Milosevic plot not blueprint for Diana
The spectre of Slobodan Milosevic was raised at the Diana inquest on Tuesday, when the High Court jury heard how a plan to kill a Balkan leader - allegedly the late Serbian president - was not a blueprint for a plot to murder the Princess and her lover Dodi Fayed.
The former MI6 agent Richard Tomlinson had previously claimed at the inquest that the British intelligence agency had sought to kill Milosevic in the 1990s by staging a tunnel car crash using lights to blind his driver. Both Tomlinson and Dodi's father, Mohamed Fayed, have suggested that the same method could have been used to blind Diana's driver Henri Paul - with Fayed senior claiming that it was part of a British establishment plot orchestrated by the Duke of Edinburgh.
But on Tuesday an MI6 officer, identified only as 'A', told the London inquest that while he had once mooted a plan to deal with an unnamed Balkans warlord to a senior manager, assassination was deemed to be against MI6's ethos and the idea was taken no further.

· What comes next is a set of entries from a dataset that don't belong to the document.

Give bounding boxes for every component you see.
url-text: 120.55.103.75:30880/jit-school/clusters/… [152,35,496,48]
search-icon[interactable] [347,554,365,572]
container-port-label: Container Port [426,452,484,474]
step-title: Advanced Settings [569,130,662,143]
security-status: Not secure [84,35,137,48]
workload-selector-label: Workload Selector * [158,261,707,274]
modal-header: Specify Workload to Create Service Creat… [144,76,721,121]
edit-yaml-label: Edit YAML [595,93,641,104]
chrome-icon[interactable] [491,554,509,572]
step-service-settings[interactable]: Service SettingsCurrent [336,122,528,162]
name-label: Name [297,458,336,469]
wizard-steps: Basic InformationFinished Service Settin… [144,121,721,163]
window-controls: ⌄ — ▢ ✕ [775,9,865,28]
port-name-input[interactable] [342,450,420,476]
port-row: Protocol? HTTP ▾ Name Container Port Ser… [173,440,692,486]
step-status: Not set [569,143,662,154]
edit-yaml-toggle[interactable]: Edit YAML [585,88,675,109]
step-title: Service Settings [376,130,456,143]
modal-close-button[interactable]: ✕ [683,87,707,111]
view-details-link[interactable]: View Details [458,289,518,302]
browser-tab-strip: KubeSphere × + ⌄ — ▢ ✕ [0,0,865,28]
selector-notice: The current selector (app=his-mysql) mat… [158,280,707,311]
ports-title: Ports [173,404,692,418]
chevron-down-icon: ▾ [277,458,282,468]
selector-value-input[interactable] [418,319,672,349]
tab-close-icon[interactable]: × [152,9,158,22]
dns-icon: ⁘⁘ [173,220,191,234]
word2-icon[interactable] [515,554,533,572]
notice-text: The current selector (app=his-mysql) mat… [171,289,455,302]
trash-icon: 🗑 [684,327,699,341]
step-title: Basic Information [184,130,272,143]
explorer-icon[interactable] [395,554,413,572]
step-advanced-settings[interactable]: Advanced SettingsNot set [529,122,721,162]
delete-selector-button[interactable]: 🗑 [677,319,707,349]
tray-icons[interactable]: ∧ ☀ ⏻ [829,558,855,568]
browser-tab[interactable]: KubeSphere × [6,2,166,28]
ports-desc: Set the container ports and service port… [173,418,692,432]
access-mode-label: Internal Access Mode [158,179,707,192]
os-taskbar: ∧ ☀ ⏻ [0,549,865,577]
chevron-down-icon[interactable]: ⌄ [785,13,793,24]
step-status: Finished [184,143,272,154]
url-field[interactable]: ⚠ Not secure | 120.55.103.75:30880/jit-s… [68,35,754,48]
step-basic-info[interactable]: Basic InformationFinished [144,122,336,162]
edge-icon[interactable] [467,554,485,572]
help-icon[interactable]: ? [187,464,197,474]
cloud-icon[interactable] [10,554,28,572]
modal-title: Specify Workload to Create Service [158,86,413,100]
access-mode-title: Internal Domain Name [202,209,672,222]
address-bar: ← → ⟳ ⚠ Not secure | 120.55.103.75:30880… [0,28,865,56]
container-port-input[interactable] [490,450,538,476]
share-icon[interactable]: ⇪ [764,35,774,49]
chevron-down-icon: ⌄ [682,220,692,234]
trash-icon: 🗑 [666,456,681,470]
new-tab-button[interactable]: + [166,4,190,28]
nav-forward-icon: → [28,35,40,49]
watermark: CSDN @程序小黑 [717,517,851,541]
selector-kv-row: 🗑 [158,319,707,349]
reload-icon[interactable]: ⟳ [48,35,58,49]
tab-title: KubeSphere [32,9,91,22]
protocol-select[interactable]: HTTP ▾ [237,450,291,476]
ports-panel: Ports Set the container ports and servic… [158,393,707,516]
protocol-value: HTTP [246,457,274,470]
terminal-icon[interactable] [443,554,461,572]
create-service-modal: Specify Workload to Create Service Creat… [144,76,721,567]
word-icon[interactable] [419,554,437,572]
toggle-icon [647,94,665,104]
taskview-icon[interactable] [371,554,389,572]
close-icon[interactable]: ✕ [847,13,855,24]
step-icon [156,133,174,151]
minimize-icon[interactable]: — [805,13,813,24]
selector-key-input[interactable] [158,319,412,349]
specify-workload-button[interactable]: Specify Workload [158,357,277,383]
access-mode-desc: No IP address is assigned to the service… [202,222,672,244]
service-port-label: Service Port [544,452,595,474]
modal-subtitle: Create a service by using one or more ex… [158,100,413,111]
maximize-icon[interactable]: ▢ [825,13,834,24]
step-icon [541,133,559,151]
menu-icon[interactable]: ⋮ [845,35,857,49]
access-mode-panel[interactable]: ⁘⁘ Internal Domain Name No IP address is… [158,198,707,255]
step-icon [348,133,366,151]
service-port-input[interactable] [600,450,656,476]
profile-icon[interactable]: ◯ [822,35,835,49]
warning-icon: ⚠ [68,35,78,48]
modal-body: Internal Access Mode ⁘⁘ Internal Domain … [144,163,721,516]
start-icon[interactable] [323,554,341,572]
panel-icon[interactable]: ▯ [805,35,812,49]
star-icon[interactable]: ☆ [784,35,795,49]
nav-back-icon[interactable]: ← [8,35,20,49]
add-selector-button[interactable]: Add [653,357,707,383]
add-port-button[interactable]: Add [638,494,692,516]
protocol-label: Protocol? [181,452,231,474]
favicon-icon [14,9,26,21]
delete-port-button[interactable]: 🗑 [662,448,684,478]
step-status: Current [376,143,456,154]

Denying that the target was Milosevic, 'A' told the court that his proposal was just a "bare bones" plan that would have been carried out by either local militia or special forces. However, he said he had never heard of any "blinding lights" plan until he saw a TV programme on conspiracy theories about the 1997 Paris crash.
Also on Tuesday, another MI6 witness, a manager identified only as 'Miss X', told the hearing from behind a screen that British intelligence was not keeping files on Diana or Dodi at the time they were killed, nor was there a plan to assassinate them. Nor was there a file on Prince Philip, said Miss X, adding that no files were kept on the royal family. There was, she admitted, a card kept on Mohamed Fayed - although there was no record that he was ever monitored.